In der Kalker Halle werden Schuhe für jeden Fuß maßgefertigt, ob breite, schmale, mit hohem Spann oder Fehlstellungen. Der Kunde braucht in jedem Fall Geduld: Bis der Schuh passgenau angefertigt ist, braucht es 300 Arbeitsschritte. Diese dauern mehr als sieben Tage. Die Symmetrie der Zehen, die Höhe des Spanns, der Umfang des Ballens, die Fußwölbung - alles muss exakt vermessen werden. Daraus wird dann ein individueller Leisten hergestellt, eine hölzerne Nachbildung des Fußes.

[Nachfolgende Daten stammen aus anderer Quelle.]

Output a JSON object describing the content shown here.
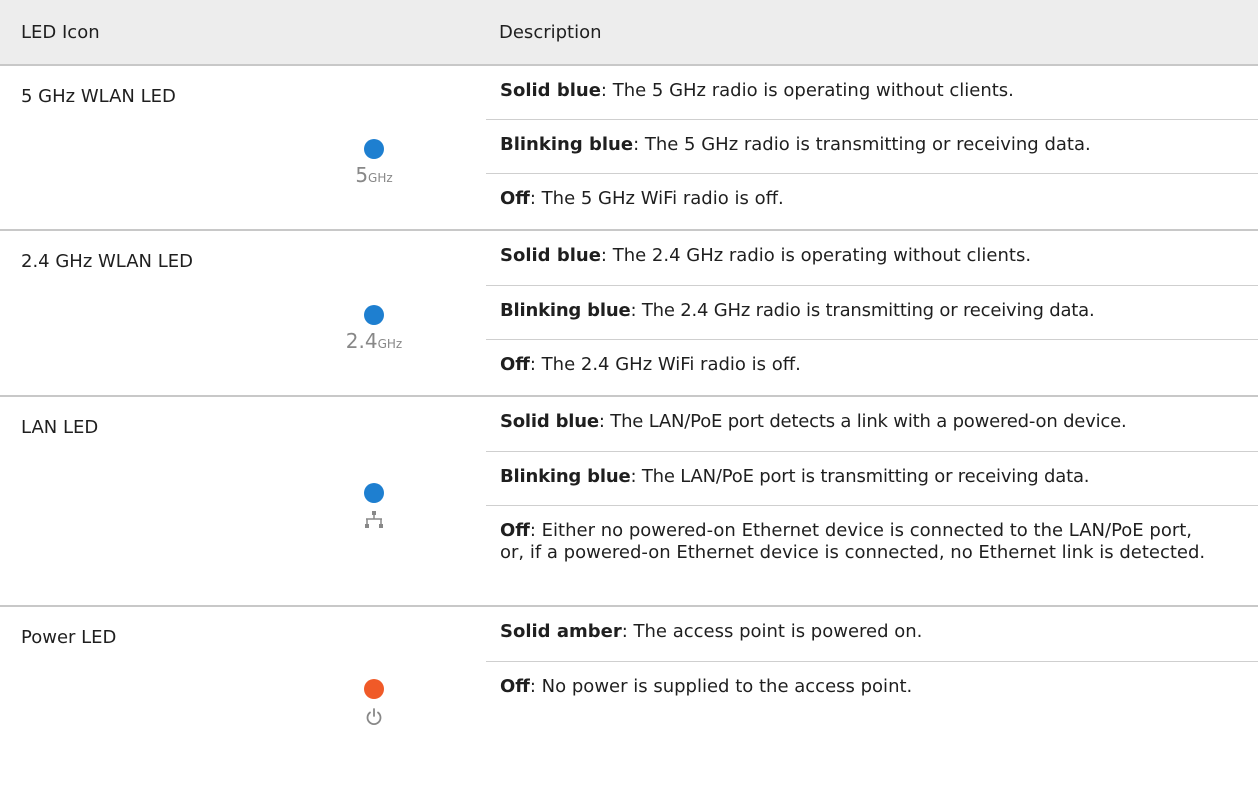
{
  "header": {
    "col_icon": "LED Icon",
    "col_desc": "Description"
  },
  "groups": [
    {
      "name": "5 GHz WLAN LED",
      "icon": {
        "name": "5ghz-icon",
        "dot_color": "#1e7fd0",
        "main": "5",
        "sub": "GHz"
      },
      "rows": [
        {
          "state": "Solid blue",
          "text": ": The 5 GHz radio is operating without clients."
        },
        {
          "state": "Blinking blue",
          "text": ": The 5 GHz radio is transmitting or receiving data."
        },
        {
          "state": "Off",
          "text": ": The 5 GHz WiFi radio is off."
        }
      ]
    },
    {
      "name": "2.4 GHz WLAN LED",
      "icon": {
        "name": "2-4ghz-icon",
        "dot_color": "#1e7fd0",
        "main": "2.4",
        "sub": "GHz"
      },
      "rows": [
        {
          "state": "Solid blue",
          "text": ": The 2.4 GHz radio is operating without clients."
        },
        {
          "state": "Blinking blue",
          "text": ": The 2.4 GHz radio is transmitting or receiving data."
        },
        {
          "state": "Off",
          "text": ": The 2.4 GHz WiFi radio is off."
        }
      ]
    },
    {
      "name": "LAN LED",
      "icon": {
        "name": "network-icon",
        "dot_color": "#1e7fd0"
      },
      "rows": [
        {
          "state": "Solid blue",
          "text": ": The LAN/PoE port detects a link with a powered-on device."
        },
        {
          "state": "Blinking blue",
          "text": ": The LAN/PoE port is transmitting or receiving data."
        },
        {
          "state": "Off",
          "text": ": Either no powered-on Ethernet device is connected to the LAN/PoE port, or, if a powered-on Ethernet device is connected, no Ethernet link is detected."
        }
      ]
    },
    {
      "name": "Power LED",
      "icon": {
        "name": "power-icon",
        "dot_color": "#f05a28"
      },
      "rows": [
        {
          "state": "Solid amber",
          "text": ": The access point is powered on."
        },
        {
          "state": "Off",
          "text": ": No power is supplied to the access point."
        }
      ]
    }
  ]
}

400 Leisten gibt es in der Werkstatt in Köln-Kalk
Über 400 Leisten hängen an der Wand der Werkstatt, das sind 400 potenzielle Kunden. Auch wenn ein maßgefertigter Schuh ab 2.500 Euro kostet, sind Umsatz und Gewinn in diesem Bereich überschaubar, deshalb setzen die Geschäftsleute auch auf Reparaturen. Die vier Gründer haben verschiedene Annahmestellen in den Innenstädten etabliert. Man kann die kaputten Schuhe aber auch per Post in die Kalker Zentrale schicken.

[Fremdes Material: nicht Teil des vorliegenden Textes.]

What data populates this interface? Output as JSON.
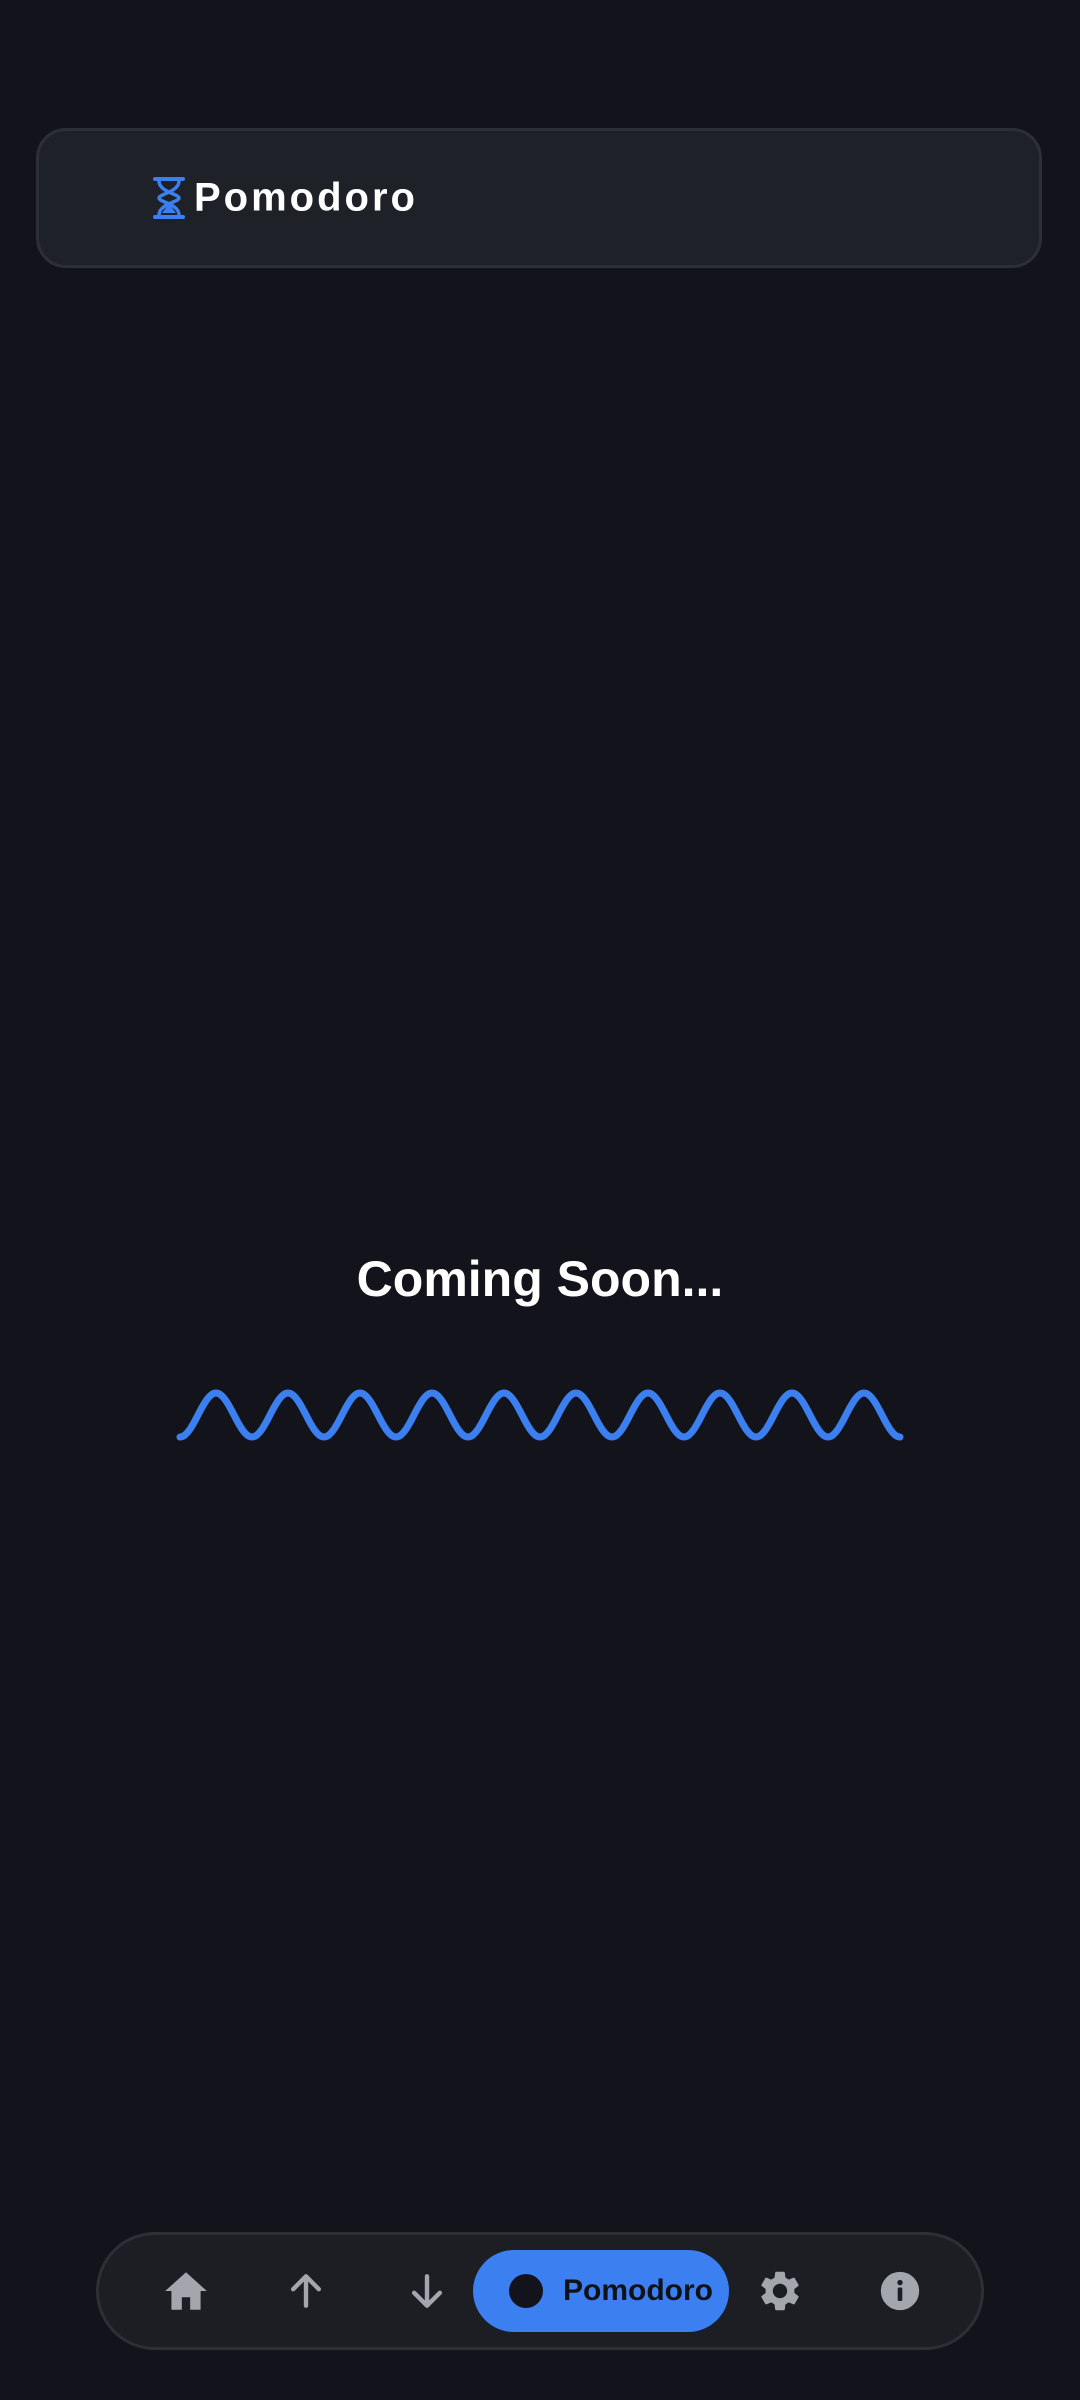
{
  "header": {
    "title": "Pomodoro",
    "icon": "hourglass-icon"
  },
  "main": {
    "message": "Coming Soon..."
  },
  "bottom_nav": {
    "items": [
      {
        "icon": "home-icon"
      },
      {
        "icon": "arrow-up-icon"
      },
      {
        "icon": "arrow-down-icon"
      },
      {
        "icon": "dot-icon",
        "label": "Pomodoro",
        "active": true
      },
      {
        "icon": "gear-icon"
      },
      {
        "icon": "info-icon"
      }
    ]
  },
  "colors": {
    "background": "#13141b",
    "card": "#1e2128",
    "accent": "#3b7ff0",
    "icon_muted": "#a3a6ad",
    "text": "#ffffff"
  }
}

Schon 2015 hat Maßschuhmachermeister Rolf Rainer den Runden Tisch Reparatur mitgegründet. Die bundesweite Initiative aus Handwerkern und Umweltschützern setzt sich dafür ein, dass die Hersteller gesetzlich verpflichtet werden, in einem Produktpass das verwendete Material zu deklarieren und die Dinge so zu produzieren, dass sie reparierbar sind. Dabei geht es nicht nur um Waschmaschinen, Toaster oder Fahrräder, sondern auch um Kleidung und Schuhe.

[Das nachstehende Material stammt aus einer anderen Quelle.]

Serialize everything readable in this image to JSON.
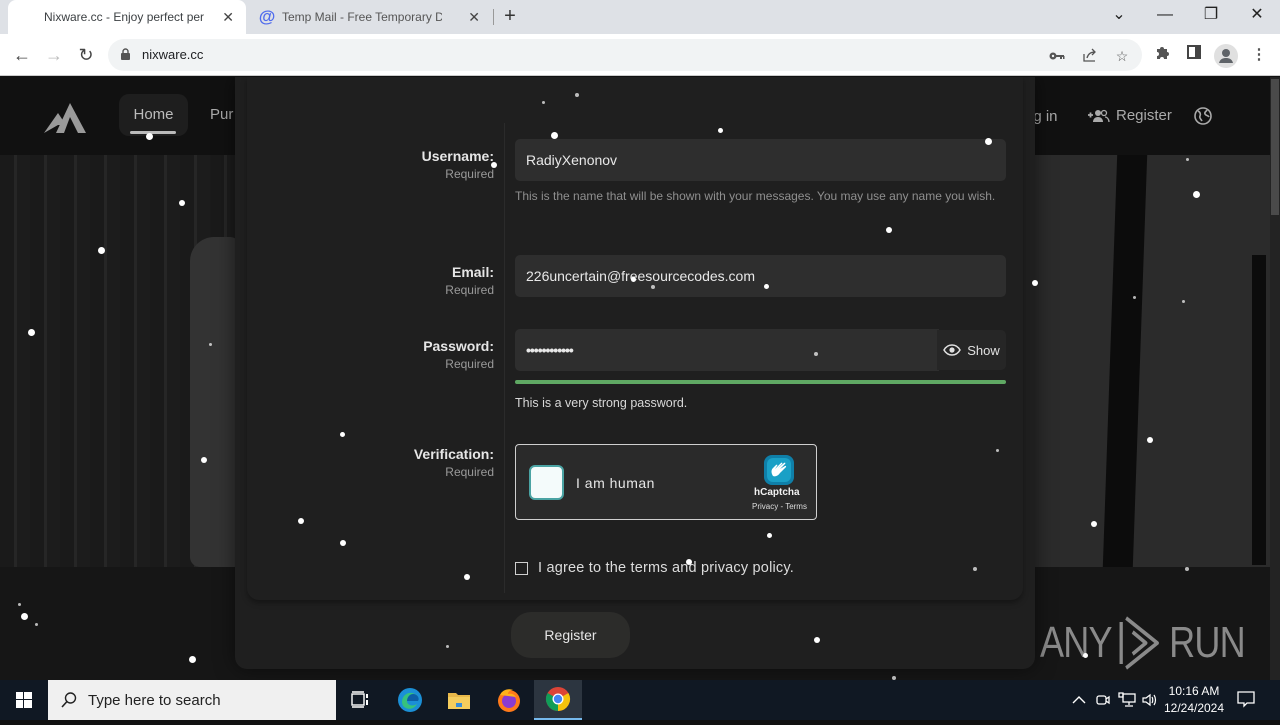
{
  "browser": {
    "tabs": [
      {
        "title": "Nixware.cc - Enjoy perfect perfo",
        "active": true
      },
      {
        "title": "Temp Mail - Free Temporary Disp",
        "active": false,
        "favicon": "at-sign-icon"
      }
    ],
    "new_tab": "+",
    "window_controls": {
      "dropdown": "⌄",
      "minimize": "—",
      "maximize": "❐",
      "close": "✕"
    },
    "url": "nixware.cc",
    "nav": {
      "back": "←",
      "forward": "→",
      "reload": "↻"
    }
  },
  "site": {
    "nav": {
      "home": "Home",
      "purchase_partial": "Pur",
      "login_partial": "og in",
      "register": "Register"
    },
    "watermark": {
      "left": "ANY",
      "right": "RUN"
    }
  },
  "form": {
    "username": {
      "label": "Username:",
      "required": "Required",
      "value": "RadiyXenonov",
      "hint": "This is the name that will be shown with your messages. You may use any name you wish."
    },
    "email": {
      "label": "Email:",
      "required": "Required",
      "value": "226uncertain@freesourcecodes.com"
    },
    "password": {
      "label": "Password:",
      "required": "Required",
      "value": "••••••••••••",
      "show_label": "Show",
      "strength_fraction": 1.0,
      "strength_color": "#5fa863",
      "strength_text": "This is a very strong password."
    },
    "verification": {
      "label": "Verification:",
      "required": "Required",
      "captcha_text": "I am human",
      "captcha_brand": "hCaptcha",
      "captcha_links": "Privacy - Terms"
    },
    "agree_text": "I agree to the terms and privacy policy.",
    "agree_checked": false,
    "submit_label": "Register"
  },
  "taskbar": {
    "search_placeholder": "Type here to search",
    "time": "10:16 AM",
    "date": "12/24/2024"
  }
}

„Die meisten konfektionierten Schuhe sind Sondermüll und gehören nicht in die Restmülltonne. Die wenigsten von uns wissen, dass weltweit allein 700 Millionen Tonnen CO2 Treibhausemissionen auf das Konto von Schuhen gehen. Wir möchten, dass die Leute nachdenken, welche Schuhe sie kaufen.“ Rolf Rainer ist nicht nur Visionär. Der 70-Jährige weiß, dass seine maßgefertigten Schuhe für 2500 Euro pro Paar keine Option und auch Lösung für den normalen Kunden sind. „Aber wenn man weniger kaufen und die alten reparieren lassen würde, da wäre ich schon sehr zufrieden.“
Im Gegensatz zu den maßgefertigten Schuhen ist der neue Köln-Sneaker von der Stange und wird preislich zwischen 400 und 500 Euro liegen, inklusive der ersten Ersatz-Besohlung. „Wir planen ein Modell aus vegetabil gegerbtem Leder, in drei verschiedenen Weiten. Wir glauben an unseren ‚Draufgänger‘, und trauen uns zu, in dem hart umkämpften weltweiten Sneaker-Markt zu bestehen. Er muss kein Massenprodukt werden, gerne aber eine Kultmarke“, sagt Designer Rudolf Scherf, der schon Modelle für namhafte Hersteller entworfen hat. Jürgen Gerber, der Quereinsteiger, würde sich freuen, wenn es demnächst heißt: ‚Was hast du für einen geilen Schuh?‘ und die Antwort lautet: ‚Ich habe einen „Draufgänger‘.